Commenting on today's BBC Breakfast programme claim that there are an estimated 15,000 incompetent teachers in schools, Chris Keates, General Secretary of the NASUWT, the largest teachers' union, said:
"Claims that there are thousands of incompetent teachers working in schools are unfounded and irresponsible.
"They create a witch hunt of teachers and condemn and undermine the whole profession.
"Teachers are observed, monitored, assessed and inspected to within an inch of their lives.
"All the statistics, including evidence from inspection, show that the vast majority of teachers are doing a good job. Day in, day out they are delivering improvements in educational outcomes for children and young people.
"All maintained schools are required by law to have a policy and procedure in place to deal with incompetence which can end in dismissal.
"If there are incompetent teachers in schools then there must be incompetent managers failing to use the procedures.
"Claims made by some headteachers that the procedures take too long or are too difficult are nonsense and are not either credible or acceptable reasons for failing in their management responsibilities.
"If incompetent teachers are passed from school to school, as some appear to be claiming, then the blame must rest with the employer not the teacher.
"As in any profession, from time to time, agreements are reached between employers and employees for a mutual termination of contract.
"These compromise agreements cover a range of circumstances including ill-health, a change in family circumstances or a breakdown in working relationships. They are not about 'buying off' incompetent employees.

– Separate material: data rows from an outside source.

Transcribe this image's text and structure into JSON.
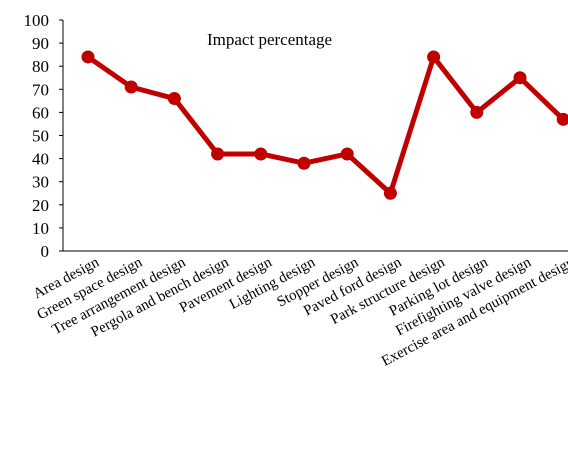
{
  "chart_data": {
    "type": "line",
    "title": "Impact percentage",
    "xlabel": "",
    "ylabel": "",
    "ylim": [
      0,
      100
    ],
    "yticks": [
      0,
      10,
      20,
      30,
      40,
      50,
      60,
      70,
      80,
      90,
      100
    ],
    "grid": false,
    "legend": "none",
    "categories": [
      "Area design",
      "Green space design",
      "Tree arrangement design",
      "Pergola and bench design",
      "Pavement design",
      "Lighting design",
      "Stopper design",
      "Paved ford design",
      "Park structure design",
      "Parking lot design",
      "Firefighting valve design",
      "Exercise area and equipment design"
    ],
    "series": [
      {
        "values": [
          84,
          71,
          66,
          42,
          42,
          38,
          42,
          25,
          84,
          60,
          75,
          57
        ],
        "color": "#c00000"
      }
    ]
  }
}
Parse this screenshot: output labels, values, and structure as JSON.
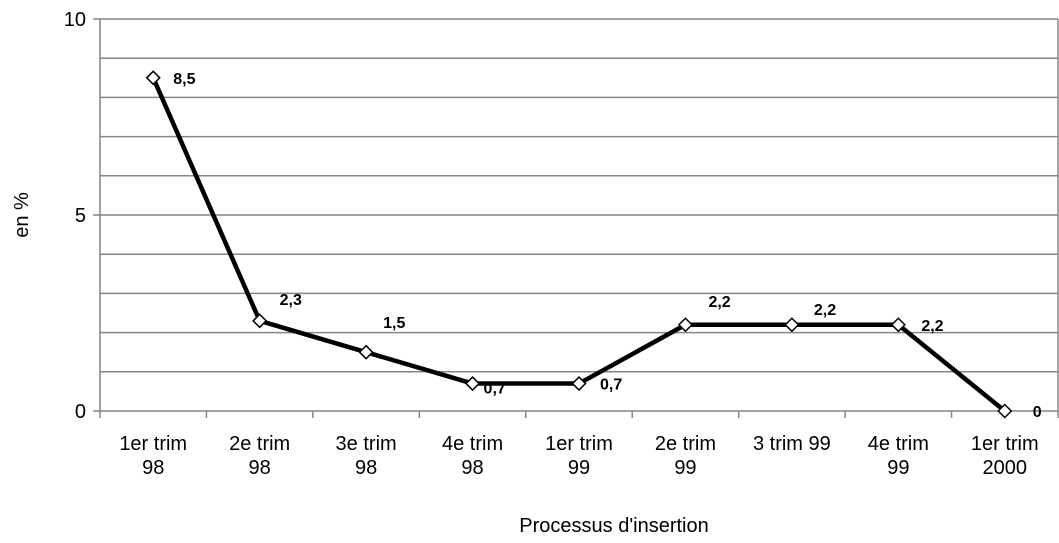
{
  "chart_data": {
    "type": "line",
    "title": "",
    "xlabel": "Processus d'insertion",
    "ylabel": "en %",
    "categories": [
      [
        "1er trim",
        "98"
      ],
      [
        "2e trim",
        "98"
      ],
      [
        "3e trim",
        "98"
      ],
      [
        "4e trim",
        "98"
      ],
      [
        "1er trim",
        "99"
      ],
      [
        "2e trim",
        "99"
      ],
      [
        "3 trim 99"
      ],
      [
        "4e trim",
        "99"
      ],
      [
        "1er trim",
        "2000"
      ]
    ],
    "series": [
      {
        "values": [
          8.5,
          2.3,
          1.5,
          0.7,
          0.7,
          2.2,
          2.2,
          2.2,
          0
        ],
        "data_labels": [
          "8,5",
          "2,3",
          "1,5",
          "0,7",
          "0,7",
          "2,2",
          "2,2",
          "2,2",
          "0"
        ],
        "color": "#000000",
        "marker": "diamond"
      }
    ],
    "ylim": [
      0,
      10
    ],
    "yticks": [
      {
        "value": 0,
        "label": "0"
      },
      {
        "value": 5,
        "label": "5"
      },
      {
        "value": 10,
        "label": "10"
      }
    ],
    "grid_step": 1,
    "grid": true,
    "legend": "none"
  }
}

"When a teacher experiences problems in their employment their union is obliged by law to ensure that they are aware of the options available to them. This may include advising them that a compromise agreement may be possible.
"Compromise agreements cannot be reached without the consent of the employer.
"Teachers cannot be labelled to be incompetent unless they have been through a competence procedure and been dismissed by the employer and removed from the national register by the General Teaching Council.
"Simply threatening a teacher with a competence procedure or starting the process is not evidence of incompetence.
"The NASUWT has had numerous cases where incompetence procedures are misused by bullying management who use them as a threat to seek to force out a teacher who's 'face no longer fits', or who has disagreed with a management decision or who has had sickness absence.
"Ill founded, ill-informed and inaccurate claims about the competence of the teaching profession are irresponsible and unnecessarily undermine public confidence.
"We should be celebrating the hard work, dedication, commitment and demonstrable achievements of teachers, not lining up to put the boot in."